The datasets as collected for each step can be found in the respective folder for each source channel. Sets are further split between annotated and raw data.
News data can be imported by doing import {bloomberg, newsbitcoin, reuters, cnbc, wsj, coindesk} at the start of your Python script.
The news data set has the following attributes:
- Title [‘title’]
- Author [‘author’][‘name’]
- Timestamp [‘timestamp’] (datetime object so make sure to import that)
- Body [‘articleText’]
- Source [‘publisher’]
- URL [‘url’]
You’d access the title of the first article in the Bloomberg set by bloomberg.data[0][‘title’]. 0 Is the article index and will loop over all articles if you specify it.
Stored as CSV Files
- Author ['author']
- Post text ['summary']
- Source Reddit ['source']
- Post score ['score']
- Timestamp ['timestamp']
Stored as CSV files. Following attributes:
- Message body [‘summary’]
- Timestamp [‘timestamp’] (datetime object)
- Author [‘author’]
Stored as CSV
- Timestamp (datetime) ['timestamp']
- Subforum ['source']
- Author ['author']
- Comment count ['comment_count']
- Author activity ['author_activity']
- Post text ['summary']
The training datasets in each subfolder contain all ratings as provided by the Amazon Mechanical Turk service, the average of the ratings, and the majority vote. The training datasets further contains cleaned strings, POS-tagged texts, and texts with stop words removed.
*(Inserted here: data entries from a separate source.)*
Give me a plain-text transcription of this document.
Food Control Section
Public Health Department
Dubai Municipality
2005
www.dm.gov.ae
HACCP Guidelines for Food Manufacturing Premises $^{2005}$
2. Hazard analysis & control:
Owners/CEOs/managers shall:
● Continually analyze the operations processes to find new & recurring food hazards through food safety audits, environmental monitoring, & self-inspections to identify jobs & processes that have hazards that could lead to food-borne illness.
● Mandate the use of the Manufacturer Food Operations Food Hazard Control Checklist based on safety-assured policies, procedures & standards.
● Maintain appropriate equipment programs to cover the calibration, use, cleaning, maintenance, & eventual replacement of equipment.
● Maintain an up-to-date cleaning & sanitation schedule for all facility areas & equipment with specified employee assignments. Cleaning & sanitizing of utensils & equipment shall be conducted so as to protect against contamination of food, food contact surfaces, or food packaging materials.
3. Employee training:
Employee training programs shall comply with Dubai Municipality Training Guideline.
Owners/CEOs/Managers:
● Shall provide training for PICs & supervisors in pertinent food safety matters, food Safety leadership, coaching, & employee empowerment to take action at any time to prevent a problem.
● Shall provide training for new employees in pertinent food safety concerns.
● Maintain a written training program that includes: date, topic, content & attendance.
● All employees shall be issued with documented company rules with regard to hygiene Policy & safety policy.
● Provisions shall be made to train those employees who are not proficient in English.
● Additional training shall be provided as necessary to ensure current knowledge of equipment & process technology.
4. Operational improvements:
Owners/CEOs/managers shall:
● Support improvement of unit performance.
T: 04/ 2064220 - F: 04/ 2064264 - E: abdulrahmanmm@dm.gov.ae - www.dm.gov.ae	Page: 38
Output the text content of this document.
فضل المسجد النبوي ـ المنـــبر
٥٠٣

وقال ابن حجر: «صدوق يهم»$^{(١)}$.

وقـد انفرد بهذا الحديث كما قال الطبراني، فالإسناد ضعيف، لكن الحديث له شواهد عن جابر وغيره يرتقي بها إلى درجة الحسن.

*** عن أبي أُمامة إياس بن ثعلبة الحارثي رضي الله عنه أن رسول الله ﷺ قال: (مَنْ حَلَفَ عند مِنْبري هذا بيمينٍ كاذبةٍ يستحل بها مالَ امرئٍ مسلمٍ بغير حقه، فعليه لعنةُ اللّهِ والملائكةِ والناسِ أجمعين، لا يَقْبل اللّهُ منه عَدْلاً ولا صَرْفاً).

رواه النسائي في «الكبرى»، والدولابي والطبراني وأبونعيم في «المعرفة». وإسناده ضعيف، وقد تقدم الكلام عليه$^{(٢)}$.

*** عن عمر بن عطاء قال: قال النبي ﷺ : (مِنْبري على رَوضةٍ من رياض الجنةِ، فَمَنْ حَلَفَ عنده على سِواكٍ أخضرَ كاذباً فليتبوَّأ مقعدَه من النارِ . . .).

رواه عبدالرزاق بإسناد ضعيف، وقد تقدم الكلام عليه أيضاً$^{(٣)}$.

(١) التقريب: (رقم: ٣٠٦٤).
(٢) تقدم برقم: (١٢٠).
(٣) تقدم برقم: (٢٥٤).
Classifiers are split up per channel, as the datastructures vary. Lots of repeated code as a result for now.
- python classifyNews.py
- python classifyReddit.py
- python classifyForum.py
- python classifyIRC.py
The default configuration uses the best respective classifier (as per the paper) for each source channel. Running the classifier will also match classified sentiment to market data (with a specific lag) and calculate and output the correlations. The sentiment + market data match was manually exported to EViews9 for the Granger causality test. The CSV files that were used to calculate causality are included in the /Granger folder.